Lots of good ideas. Thanks for the replies. One day I'll get around to making one and I'll post pictures when I do.


----------



## brushwoodnursery (Feb 10, 2012)

Brad Bee and others, I'd love to see pics for ideas! I currently use a Merrill and it's handy for splits but bulky all the rest of the year. I also drop and snag things on all the stuff hanging on the outside. Also, the smoker bumps out too easily. I'm thinking of maybe a regular toolbox with a cage on the end for the smoker. Might have to relocate the handle for balance.


----------



## appalachianoutdoors (May 16, 2015)

This is not waterproof, but this a pic of the box I use when I first build it. I also have a Merrill box that I use and keep at another location. You could always set two empty deep hive bottom on a blocked off solid bottom board. Put all your tools and smoker in it, throw a top on and then you always have your stuff at the yard when you need it.


----------



## emrude (Mar 23, 2015)

Some great ideas. I just took a Merrill box apart. It was too heavy. The top wasn't hinged right. I didn't like how the straps interfered with the lid opening and closing. It also didn't keep things neat--just all thrown in. 
I keep all of my stuff on my porch and would like a way to keep it together to take out to hives. It takes me about three trips before I am ready to work bees. I am working on a design. 
For frames and moving nucs, I think I'll end up using the Merrill box body with more screening added and a lid that hinges from the side. Or I may just make it out of 1/2" ply and save the Merrill body to use as a deep nuc. Good thing winter is coming.
Appalachianoutdoors--that looks like a nice box.

Mary


----------



## brushwoodnursery (Feb 10, 2012)

emrude said:


> Some great ideas. I just took a Merrill box apart. It was too heavy. The top wasn't hinged right. I didn't like how the straps interfered with the lid opening and closing. It also didn't keep things neat--just all thrown in.
> I keep all of my stuff on my porch and would like a way to keep it together to take out to hives. It takes me about three trips before I am ready to work bees. I am working on a design.
> For frames and moving nucs, I think I'll end up using the Merrill box body with more screening added and a lid that hinges from the side. Or I may just make it out of 1/2" ply and save the Merrill body to use as a deep nuc. Good thing winter is coming.
> Appalachianoutdoors--that looks like a nice box.
> ...


This was my experience exactly. Asked for and received a merrill from my wife and kids. Loved the idea of it but it's bulky and all the stuff hanging on the outside didn't work well at all for me. Always got caught in tall grass and the smoker came off in the back of the truck. (And why was it designed so the bellows covered the vent??) As you, i will keep it for hauling splits, etc. I designed one i like and use all the time now. Doesn't carry everything but solves a lot of problems and holds all the basics.


----------



## JConnolly (Feb 21, 2015)

Brad Bee said:


> I think if I put a hive tool on every hive, I'd still not ever have a hive tool.
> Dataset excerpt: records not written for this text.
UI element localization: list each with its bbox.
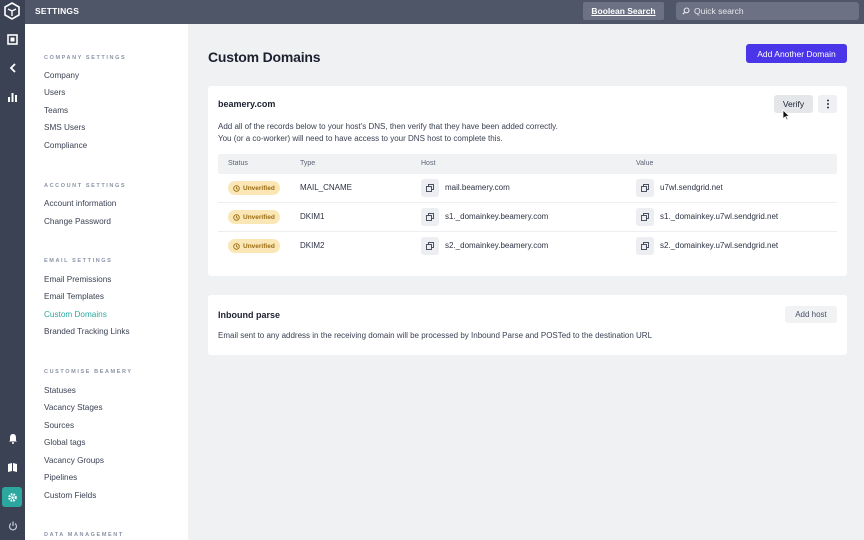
instructions-line-2: You (or a co-worker) will need to have a…	[218, 134, 503, 143]
section-title-company-settings: COMPANY SETTINGS	[44, 55, 127, 61]
sidebar-item-statuses[interactable]: Statuses	[44, 386, 76, 395]
analytics-button[interactable]	[0, 85, 25, 110]
status-badge: Unverified	[228, 239, 280, 253]
more-options-button[interactable]	[818, 95, 837, 113]
record-type: DKIM2	[300, 241, 325, 250]
copy-icon	[426, 184, 434, 192]
status-badge: Unverified	[228, 210, 280, 224]
quick-search-box[interactable]	[676, 2, 859, 20]
copy-value-button[interactable]	[636, 208, 654, 226]
logout-button[interactable]	[0, 513, 25, 538]
quick-search-input[interactable]	[694, 6, 854, 16]
collapse-chevron-icon	[9, 62, 16, 73]
sidebar-item-users[interactable]: Users	[44, 88, 65, 97]
domain-name: beamery.com	[218, 99, 276, 109]
clock-icon	[233, 184, 240, 192]
sidebar-item-vacancy-groups[interactable]: Vacancy Groups	[44, 456, 104, 465]
section-title-account-settings: ACCOUNT SETTINGS	[44, 183, 127, 189]
main-content: Custom Domains Add Another Domain beamer…	[188, 24, 864, 540]
power-icon	[8, 521, 17, 530]
clock-icon	[233, 242, 240, 250]
sidebar-item-custom-fields[interactable]: Custom Fields	[44, 491, 96, 500]
record-type: DKIM1	[300, 212, 325, 221]
add-host-button[interactable]: Add host	[785, 306, 837, 323]
copy-icon	[641, 242, 649, 250]
more-vertical-icon	[826, 99, 829, 109]
column-status: Status	[228, 160, 248, 167]
record-host: mail.beamery.com	[445, 183, 510, 192]
sidebar-item-email-premissions[interactable]: Email Premissions	[44, 275, 111, 284]
collapse-button[interactable]	[0, 55, 25, 80]
sidebar-item-change-password[interactable]: Change Password	[44, 217, 111, 226]
column-host: Host	[421, 160, 436, 167]
sidebar-item-vacancy-stages[interactable]: Vacancy Stages	[44, 403, 103, 412]
gear-icon	[7, 492, 17, 502]
table-row: Unverified DKIM1 s1._domainkey.beamery.c…	[218, 203, 837, 232]
sidebar-item-sms-users[interactable]: SMS Users	[44, 123, 85, 132]
sidebar-item-custom-domains[interactable]: Custom Domains	[44, 310, 107, 319]
clock-icon	[233, 213, 240, 221]
book-icon	[8, 462, 17, 472]
inbound-parse-card: Inbound parse Add host Email sent to any…	[208, 295, 847, 355]
section-title-customise-beamery: CUSTOMISE BEAMERY	[44, 369, 133, 375]
sidebar-item-global-tags[interactable]: Global tags	[44, 438, 85, 447]
copy-host-button[interactable]	[421, 237, 439, 255]
app-rail	[0, 0, 25, 540]
page-section-title: SETTINGS	[35, 6, 80, 16]
table-row: Unverified DKIM2 s2._domainkey.beamery.c…	[218, 232, 837, 261]
copy-icon	[426, 213, 434, 221]
sidebar-item-compliance[interactable]: Compliance	[44, 141, 87, 150]
copy-icon	[641, 213, 649, 221]
top-bar: SETTINGS Boolean Search	[25, 0, 864, 24]
sidebar-item-company[interactable]: Company	[44, 71, 79, 80]
record-value: s2._domainkey.u7wl.sendgrid.net	[660, 241, 779, 250]
sidebar-item-teams[interactable]: Teams	[44, 106, 68, 115]
inbound-parse-title: Inbound parse	[218, 310, 281, 320]
pointer-cursor-icon	[782, 109, 790, 121]
boolean-search-button[interactable]: Boolean Search	[583, 2, 664, 20]
sidebar-item-email-templates[interactable]: Email Templates	[44, 292, 104, 301]
status-text: Unverified	[243, 184, 275, 192]
bell-icon	[8, 434, 17, 444]
copy-host-button[interactable]	[421, 208, 439, 226]
inbound-parse-description: Email sent to any address in the receivi…	[218, 331, 653, 340]
domain-card: beamery.com Verify Add all of the record…	[208, 86, 847, 276]
sidebar-item-branded-tracking-links[interactable]: Branded Tracking Links	[44, 327, 130, 336]
instructions-line-1: Add all of the records below to your hos…	[218, 122, 558, 131]
copy-icon	[426, 242, 434, 250]
copy-value-button[interactable]	[636, 179, 654, 197]
section-title-email-settings: EMAIL SETTINGS	[44, 258, 113, 264]
page-title: Custom Domains	[208, 49, 321, 65]
record-value: s1._domainkey.u7wl.sendgrid.net	[660, 212, 779, 221]
sidebar-item-account-information[interactable]: Account information	[44, 199, 116, 208]
add-another-domain-button[interactable]: Add Another Domain	[746, 44, 847, 63]
dashboard-icon	[7, 34, 18, 45]
sidebar-item-pipelines[interactable]: Pipelines	[44, 473, 77, 482]
dashboard-button[interactable]	[0, 27, 25, 52]
notifications-button[interactable]	[0, 426, 25, 451]
column-value: Value	[636, 160, 654, 167]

I hear you Brad. I should have lots of hive tools. I buy new ones ever time I order something else. Can't ever find them. Hive tools are bright orange or red and should be easy to see. But I have only one nail puller, its the color of dirt, and for some reason I can always find that. It's got more propolis on it that all my hive tools combined.


Appalachianoutdoors, curse you for posting the picture. Now I have to go and make one for myself, like I needed another project. :waiting:


----------



## herbhome (Oct 18, 2015)

Kaizen

Believe it's a reminder of the queen color code-at least it's the one I use.


----------



## appalachianoutdoors (May 16, 2015)

I ended up taking the center sliding box out of mine to make room for my propane torch with igniter on it. Some much faster lighting a smoker with it. My box is 3 years old now and I use it all the time. I have added a clear divided craft box that holds my queen marking items, magnifying glass, rubber bands, etc.


----------



## AdamMaskew (Jun 18, 2017)

For my vehicle I use an eight frame deep with a solid floor and hinged/latched migratory lid. I keep four frames then a removable divider board. This side has a nuc disc entrance. The other side I put smoker, fuel, propane torch, and other odds and sods like spare vail/gloves and hand towel. It is heavyish compared to others above but it works out of a vehicle as it just sits there and has the lid opened.

I’m using a jacket and vail and just need to work out what to do with it and the gloves. Thinking a small duffle.

Adam


----------